The polarisation of the fashion sector, with the middle ground suffering as the value and luxury sectors rise, is set to continue as well. The RTT analysis of the year ahead cites McKinsey’s State of Fashion 2024 report as further proof of its own board member’s findings. The report forecasts that global apparel will post top-line growth of between 2-4% this year, with the luxury segment expected to generate the biggest share of economic profit. It is also most ripe for the reuse circular market. Fast fashion tends to be thrown away.
RTT member, HSBC’s James Sawley, expects to see the pivot towards ultra-value or ultra-luxury continuing: “The most successful retail companies in 2024 will… be pivoting towards either end of the value spectrum,” he said. “The emergence of Shein and now Temu, both rapidly growing in the UK, is a reminder of just how value conscious the consumer is right now, while only the ultra-luxury players are still performing well against softer consumer demand [induced by cost of living pressures].”

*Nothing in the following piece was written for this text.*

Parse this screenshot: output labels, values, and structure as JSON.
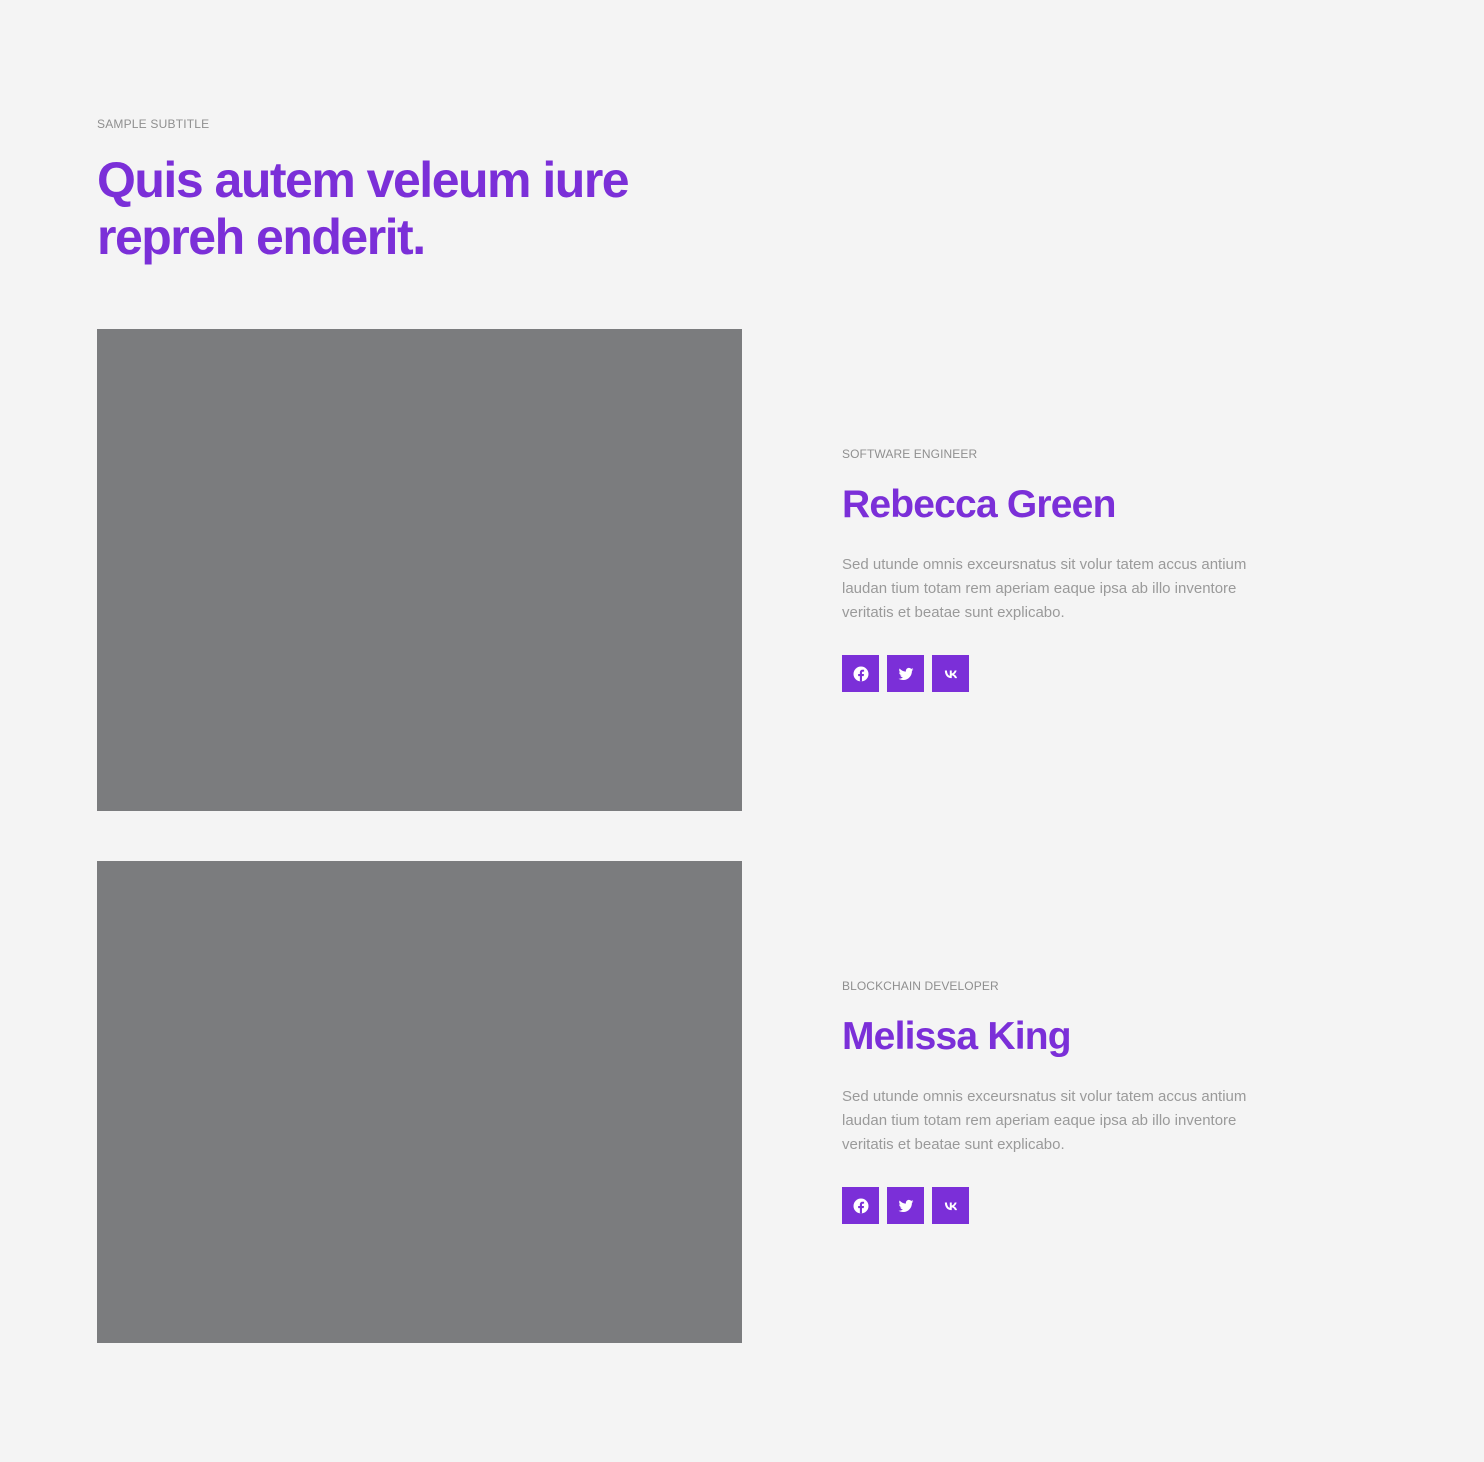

Big ticket homeware sales will suffer in 2024
The RTT’s 2024 Outlook report expects the home retail sector to face a challenging year ahead, with board member Maureen Hinton, a consultant and ex-Globaldata Director, suggesting “a slow housing market, and the ending of the pandemic boom for home-related big-ticket items and technology delaying the replacement cycle” means it is more challenging than it has ever been for home-related retail sectors.
The analysis is backed up by the aforementioned Barclaycard 2023 annual spending survey, where the data shows Home Improvement & DIY spend fell -4.7% year-on-year in 2023, while Furniture stores also experienced a -5.2% downturn in takings last year, as consumers reign in any spending on big-ticket purchases.
Fellow RTT board member and consultant, Bubb, Nick Bubb, pointed out the ongoing “hurt of big rises in interest rates” as a depressive factor on the performance of the big DIY and homeware retailers in 2024. “Much depends on when the Bank of England (BoE) feels able to start to lower interest rates,” he said, as this will relieve the pressure on “big ticket” spending. However, this is “unlikely to happen before the second half of the year.”